The trials' testing methods also differ from tests used in the U.S. standard of care, according to Dr. Harvey Kaufman, medical director at Quest Diagnostics, a large medical testing company. Neither of the two HPV tests used in the studies is the one approved for primary HPV testing in the U.S., he says, and five of the seven studies used different types of Pap tests.
"Virtually every woman in the U.S. gets liquid-based cytology, which is much more sensitive and has different performance characteristics," Kaufman says. Liquid-based cytology and conventional Pap cytology are both ways to analyze cervical cells; evidence is mixed on how they differ. "So they end up with a core base of literature that doesn't apply to the U.S.," he says.
Kaufman also described inconsistencies in the way the task force selectively used data.
"In creating their model, they had to make assumptions about the sensitivity and specificity of cytology, HPV and co-testing," Kaufman says. Sensitivity and specificity are two ways to measure a screening test's accuracy. The task force used different studies for these numbers and then made calculations to adjust them for comparison.
"The mathematical gymnastics core to their model is not supported by statistical approaches in any textbooks I've seen," Kaufman says. Even with their calculations, he says, an estimated 5 percent of women with cervical disease would be missed by HPV testing but identified with testing for both — and those are the women getting tested regularly.
"In real life, particularly in the U.S. where we have a more fragmented health system, you have to build a model that acknowledges the realities of how frequently people really do show up," Kaufman says.
The task force listed the main harms of screening as false positives that could lead to excess follow-up tests and colposcopies.
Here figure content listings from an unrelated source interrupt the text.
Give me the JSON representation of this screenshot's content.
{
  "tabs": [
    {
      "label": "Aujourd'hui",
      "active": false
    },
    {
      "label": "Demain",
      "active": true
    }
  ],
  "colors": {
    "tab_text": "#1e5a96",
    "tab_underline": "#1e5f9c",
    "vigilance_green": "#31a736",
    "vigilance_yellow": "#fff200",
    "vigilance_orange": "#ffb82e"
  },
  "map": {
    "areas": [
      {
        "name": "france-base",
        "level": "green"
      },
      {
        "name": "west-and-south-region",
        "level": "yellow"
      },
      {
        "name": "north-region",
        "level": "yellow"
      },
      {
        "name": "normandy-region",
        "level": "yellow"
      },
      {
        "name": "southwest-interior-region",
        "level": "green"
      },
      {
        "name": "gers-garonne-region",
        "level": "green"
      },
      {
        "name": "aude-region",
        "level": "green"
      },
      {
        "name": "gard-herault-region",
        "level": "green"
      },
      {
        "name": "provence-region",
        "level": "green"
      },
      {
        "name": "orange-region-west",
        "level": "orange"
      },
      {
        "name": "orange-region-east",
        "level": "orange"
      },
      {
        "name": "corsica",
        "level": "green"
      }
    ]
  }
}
They acknowledge that "false-positive rates are higher among women younger than age 30 years compared with older women because of the higher incidence of transient HPV infection in younger women." The populations in studies they used included women ages 21 to 65, but the recommendations for women ages 21 to 29 remain unchanged — Pap test alone every three years.
For the task force, says Aldigé, "the risk of overtreatment seems to outweigh the risk of missing cancers, whereas we feel that missing a significant number of cancers outweighs the risk of overtreatment." She also worries about the effect of yet another change in recommendations, which have already undergone frequent changes in recent years.
"It throws women into a state of confusion," Aldigé says. "The recommendations are constantly changing and women don't know what to do, and sometimes when people don't know what to do, they do nothing."
Maureen Phipps, chair of obstetrics and gynecology at the Warren Alpert Medical School of Brown University in Providence, R.I., and a member of the task force, says the task force will take whatever time is necessary to read all public comments before deciding whether to adopt or revise their proposed recommendations.
Aldigé and Kaufman hope the task force will revert to keeping testing for both for women ages 30 to 64.
"One of the most notable success stories in all of health care is the fact that we have reduced the number of deaths from cervical cancer so dramatically," Aldigé says. "We need to appreciate what screening has been able to accomplish in terms of public health. We can continue to bring those numbers down with co-testing."